- Born: 24 April 1924
- Died: 11 October 2015 (aged 91) Kilinochchi, Sri Lanka
- Education: University of Melbourne
- Occupation: Architect

= S. A. David =

Solomon Arulanandam David (சொலமன் அருளானந்தம் டேவிட்; 24 April 1924 - 11 October 2015) was a Sri Lankan Tamil architect, activist and founder of the Gandhiyam Movement.

==Early life==
David was born on 24 April 1924 (Note: Another source gives David's date of birth as 6 November 1916.) and was from Karampon on the island of Velanaitivu in northern Ceylon. After school David won a scholarship to study architecture at the University of Melbourne, graduating with a B.Arch. degree.

==Career==
After returning to Ceylon David worked as an assistant architect at the Public Works Department. Following the passing of the Sinhala Only Act he resigned. He went to the UK to study town planning in Leeds. He subsequently held several positions overseas including senior town planner in Liverpool and chief architect/town planner in Mombasa. Whilst in Mombasa David became interested in Gandhism, spending most evenings at Mombasa library studying the 9,000 books on India donated to the library by an Indian lawyer’s clerk. He returned to Sri Lanka in 1972 to devote his "heart and soul to alleviate the suffering" of his people.

David, along with S. Rajasundaram, founded the Gandhiyam Movement in 1977 in Vavuniya to teach the Gandhiyam way of life. By 1982 the Gandhiyam Movement was operating in Batticaloa District, Jaffna District, Kilinochchi District, Mannar District, Mullaitivu District, Trincomalee District and Vavuniya District, teaching over 10,000 children the Gandhiyam way of life, assisting refugees, setting up farms and distributing food. It worked with other local charities as well as international charities.

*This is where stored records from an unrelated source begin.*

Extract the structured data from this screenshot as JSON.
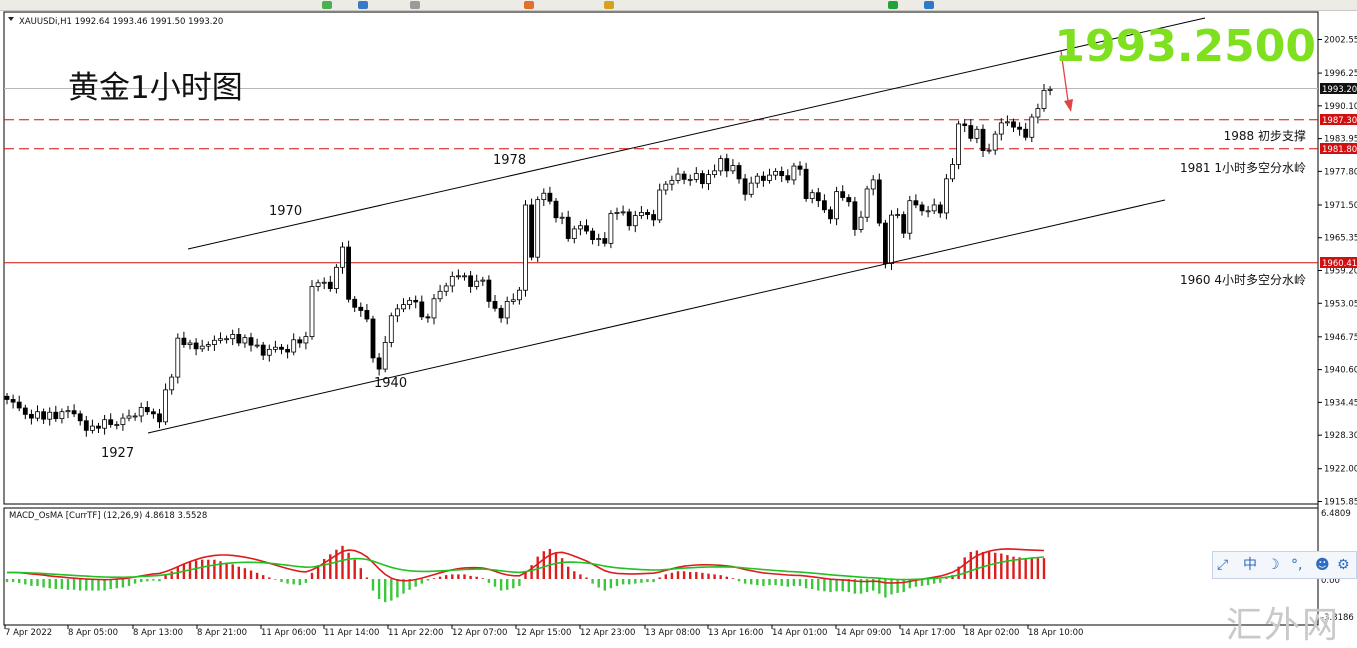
{
  "symbol_header": "XAUUSDi,H1  1992.64 1993.46 1991.50 1993.20",
  "main_title": "黄金1小时图",
  "big_price": "1993.2500",
  "colors": {
    "bull_candle": "#000000",
    "bear_candle": "#000000",
    "grid": "#ffffff",
    "big_price": "#7fe01f",
    "macd_pos": "#dd1c1c",
    "macd_neg": "#3cc63c",
    "signal_red": "#dd1c1c",
    "signal_green": "#22c022",
    "support_line": "#d01010"
  },
  "price_labels": {
    "current": "1993.20",
    "res_1987": "1987.30",
    "res_1981": "1981.80",
    "sup_1960": "1960.41"
  },
  "annotations": {
    "a1927": "1927",
    "a1970": "1970",
    "a1978": "1978",
    "a1940": "1940",
    "l1988": "1988 初步支撑",
    "l1981": "1981   1小时多空分水岭",
    "l1960": "1960   4小时多空分水岭"
  },
  "macd_label": "MACD_OsMA [CurrTF] (12,26,9) 4.8618 3.5528",
  "macd_axis": [
    "6.4809",
    "0.00",
    "-3.8186"
  ],
  "side_tools": [
    "⤢",
    "中",
    "☽",
    "°,",
    "☻",
    "⚙"
  ],
  "watermark": "汇外网",
  "chart_data": {
    "type": "candlestick",
    "symbol": "XAUUSDi",
    "timeframe": "H1",
    "ohlc_current": {
      "open": 1992.64,
      "high": 1993.46,
      "low": 1991.5,
      "close": 1993.2
    },
    "y_ticks": [
      2002.55,
      1996.25,
      1990.1,
      1983.95,
      1977.8,
      1971.5,
      1965.35,
      1959.2,
      1953.05,
      1946.75,
      1940.6,
      1934.45,
      1928.3,
      1922.0,
      1915.85
    ],
    "ylim": [
      1915.85,
      2006.0
    ],
    "x_ticks": [
      "7 Apr 2022",
      "8 Apr 05:00",
      "8 Apr 13:00",
      "8 Apr 21:00",
      "11 Apr 06:00",
      "11 Apr 14:00",
      "11 Apr 22:00",
      "12 Apr 07:00",
      "12 Apr 15:00",
      "12 Apr 23:00",
      "13 Apr 08:00",
      "13 Apr 16:00",
      "14 Apr 01:00",
      "14 Apr 09:00",
      "14 Apr 17:00",
      "18 Apr 02:00",
      "18 Apr 10:00"
    ],
    "horizontal_lines": [
      {
        "price": 1987.3,
        "style": "dashed"
      },
      {
        "price": 1981.8,
        "style": "dashed"
      },
      {
        "price": 1960.41,
        "style": "solid"
      }
    ],
    "channel_upper": [
      {
        "x": 23,
        "y": 1963.5
      },
      {
        "x": 149,
        "y": 2011.5
      }
    ],
    "channel_lower": [
      {
        "x": 18,
        "y": 1929.5
      },
      {
        "x": 144,
        "y": 1972.5
      }
    ],
    "closes": [
      1935.0,
      1934.5,
      1933.4,
      1932.2,
      1931.5,
      1932.7,
      1931.3,
      1932.6,
      1931.4,
      1932.7,
      1932.9,
      1932.3,
      1931.0,
      1929.2,
      1930.0,
      1929.6,
      1931.2,
      1930.3,
      1930.3,
      1931.5,
      1931.9,
      1931.9,
      1933.5,
      1932.7,
      1932.3,
      1930.8,
      1936.8,
      1939.2,
      1946.5,
      1945.3,
      1945.6,
      1944.5,
      1945.0,
      1945.3,
      1946.1,
      1946.4,
      1946.4,
      1947.2,
      1945.6,
      1946.6,
      1945.2,
      1945.2,
      1943.3,
      1944.4,
      1944.8,
      1944.4,
      1943.9,
      1946.2,
      1945.6,
      1946.8,
      1956.2,
      1956.9,
      1957.0,
      1955.8,
      1959.8,
      1963.6,
      1953.8,
      1952.3,
      1951.7,
      1950.1,
      1942.8,
      1940.7,
      1945.7,
      1950.7,
      1952.0,
      1952.8,
      1953.6,
      1953.3,
      1950.5,
      1950.3,
      1953.9,
      1955.3,
      1956.3,
      1958.1,
      1958.2,
      1958.2,
      1956.2,
      1957.2,
      1957.4,
      1953.4,
      1952.1,
      1950.3,
      1953.4,
      1953.7,
      1955.5,
      1971.5,
      1961.7,
      1972.5,
      1973.7,
      1972.2,
      1969.1,
      1969.2,
      1965.2,
      1967.0,
      1967.6,
      1966.6,
      1965.0,
      1965.2,
      1964.3,
      1969.9,
      1970.1,
      1970.2,
      1967.6,
      1969.5,
      1970.1,
      1969.7,
      1968.7,
      1974.3,
      1975.4,
      1976.1,
      1977.3,
      1976.3,
      1976.3,
      1977.4,
      1975.5,
      1977.2,
      1977.9,
      1980.2,
      1977.9,
      1978.9,
      1976.4,
      1973.5,
      1975.6,
      1976.9,
      1976.1,
      1977.1,
      1977.8,
      1977.0,
      1976.2,
      1978.8,
      1978.2,
      1972.7,
      1973.8,
      1972.3,
      1970.6,
      1968.9,
      1974.0,
      1972.9,
      1972.1,
      1966.9,
      1969.2,
      1974.5,
      1976.2,
      1968.1,
      1960.5,
      1969.6,
      1969.7,
      1966.2,
      1972.3,
      1971.5,
      1970.4,
      1970.4,
      1971.5,
      1970.0,
      1976.4,
      1979.1,
      1986.7,
      1986.4,
      1984.0,
      1985.7,
      1981.7,
      1981.8,
      1984.8,
      1986.9,
      1987.1,
      1986.1,
      1985.7,
      1984.2,
      1988.0,
      1989.6,
      1993.0,
      1993.2
    ]
  },
  "macd_data": {
    "zero_at": 0.0,
    "range": [
      -3.8186,
      6.4809
    ],
    "hist": [
      -0.4,
      -0.4,
      -0.5,
      -0.7,
      -0.9,
      -0.9,
      -1.1,
      -1.2,
      -1.3,
      -1.3,
      -1.4,
      -1.4,
      -1.5,
      -1.5,
      -1.5,
      -1.5,
      -1.5,
      -1.3,
      -1.2,
      -1.1,
      -0.9,
      -0.6,
      -0.4,
      -0.3,
      -0.2,
      -0.3,
      0.5,
      1.0,
      1.6,
      2.0,
      2.2,
      2.4,
      2.5,
      2.5,
      2.5,
      2.3,
      2.1,
      1.9,
      1.6,
      1.4,
      1.1,
      0.8,
      0.5,
      0.2,
      -0.1,
      -0.4,
      -0.6,
      -0.7,
      -0.8,
      -0.5,
      0.8,
      1.8,
      2.6,
      3.2,
      3.8,
      4.3,
      3.4,
      2.5,
      1.4,
      0.2,
      -1.5,
      -2.6,
      -3.0,
      -2.8,
      -2.4,
      -1.9,
      -1.4,
      -1.0,
      -0.6,
      -0.2,
      0.1,
      0.3,
      0.5,
      0.6,
      0.6,
      0.6,
      0.4,
      0.3,
      0.1,
      -0.5,
      -1.0,
      -1.5,
      -1.4,
      -1.2,
      -0.9,
      1.0,
      1.8,
      2.9,
      3.6,
      3.9,
      3.4,
      2.7,
      1.6,
      1.0,
      0.6,
      0.2,
      -0.6,
      -1.1,
      -1.5,
      -1.2,
      -0.9,
      -0.7,
      -0.7,
      -0.6,
      -0.5,
      -0.4,
      -0.4,
      0.2,
      0.6,
      0.8,
      1.0,
      1.0,
      0.9,
      0.9,
      0.8,
      0.7,
      0.6,
      0.5,
      0.3,
      0.1,
      -0.3,
      -0.6,
      -0.7,
      -0.8,
      -0.9,
      -0.8,
      -0.8,
      -0.9,
      -1.0,
      -0.9,
      -0.9,
      -1.2,
      -1.3,
      -1.5,
      -1.6,
      -1.7,
      -1.6,
      -1.6,
      -1.7,
      -1.9,
      -1.9,
      -1.7,
      -1.5,
      -1.9,
      -2.4,
      -2.0,
      -1.8,
      -1.7,
      -1.2,
      -1.0,
      -0.9,
      -0.8,
      -0.6,
      -0.5,
      0.1,
      0.5,
      1.6,
      2.8,
      3.5,
      3.7,
      3.5,
      3.5,
      3.4,
      3.3,
      3.1,
      2.9,
      2.8,
      2.7,
      2.7,
      2.7,
      2.7
    ]
  }
}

The Sri Lankan government accused the Gandhiyam Movement of training Tamil militants. On the night of 7 April 1983 David was staying at the YMCA in Colombo when the police, led by ASP Punya de Silva, arrived and started searching his room using the draconian Prevention of Terrorism Act. David was taken to the notorious 4th floor of the Criminal Investigation Department's headquarters in Colombo Fort. Rajasundaram was also arrested. David was assaulted, tortured and threatened by CID officers. He was then transferred to the Panagoda Cantonment where he was assaulted, tortured and humiliated by the Sri Lanka Army. Commander Udugampala would regularly threaten to kill David. School cadets were brought to watch Sri Lankan soldiers perform their sadism on the Tamil prisoners. The violence meted out to Rajasundaram was worse.

David and some other Tamil prisoners were transferred to Welikada Prison on 27 June 1983. Although there was no torture at Welikada, the conditions were terrible and Tamil prisoners who fell ill were treated badly by the Sinhalese medical staff. David and Rajasundaram were brought to court on 22 July 1983 and were told that they were being charged with meeting and assisting in the escape of People's Liberation Organisation of Tamil Eelam (PLOTE) leaders Uma Maheswaran and Santhathiar. The judge ordered David, Rajasundaram and a few other prisoners to be moved to the Welikada's Youth Ward.

On 25 July 1983 the Black July anti-Tamil riots spread to Welikada's Chapel Ward and around 35 Tamil prisoners were massacred by Sinhalese prisoners, aided and abetted by Sinhalese prison officers. Two days later armed Sinhalese prisoners broke into the Youth Ward and started attacking Tamil prisoners. Rajasundaram was dragged out of the cell and beaten to death. David and others managed to keep the attackers at bay until the Army arrived to disperse the attackers.

After the massacre Tamil prisoners, including David, were transported to Katunayake Airport by the Army but were ill treated and abused by soldiers along the journey. The Sri Lanka Air Force then flew them to Batticaloa Airport but, again, they were ill treated along the journey. From there they were taken to Batticaloa prison. The prisoners found out that a maximum security prison was being built in Homagama and, fearing a recurrence of the events at Welikada, they resolved to escape. On 27 September 1983 41 Tamil prisoners, including David, broke out of prison. David spent 27 days in the Vanni jungles before heading to Poonakari and on to Rameswaram, India by boat with the assistance of PLOTE. He arrived in Madras in 1984.

The Gandhiyam Movement helped the up-country Tamil victims of the Black July riots to resettle in the Vanni.

David lived in exile in Anna Nagar and wrote about the plight of Tamil refugees. He returned to Sri Lanka in 2015. He died on 11 October 2015 in Kilinochchi.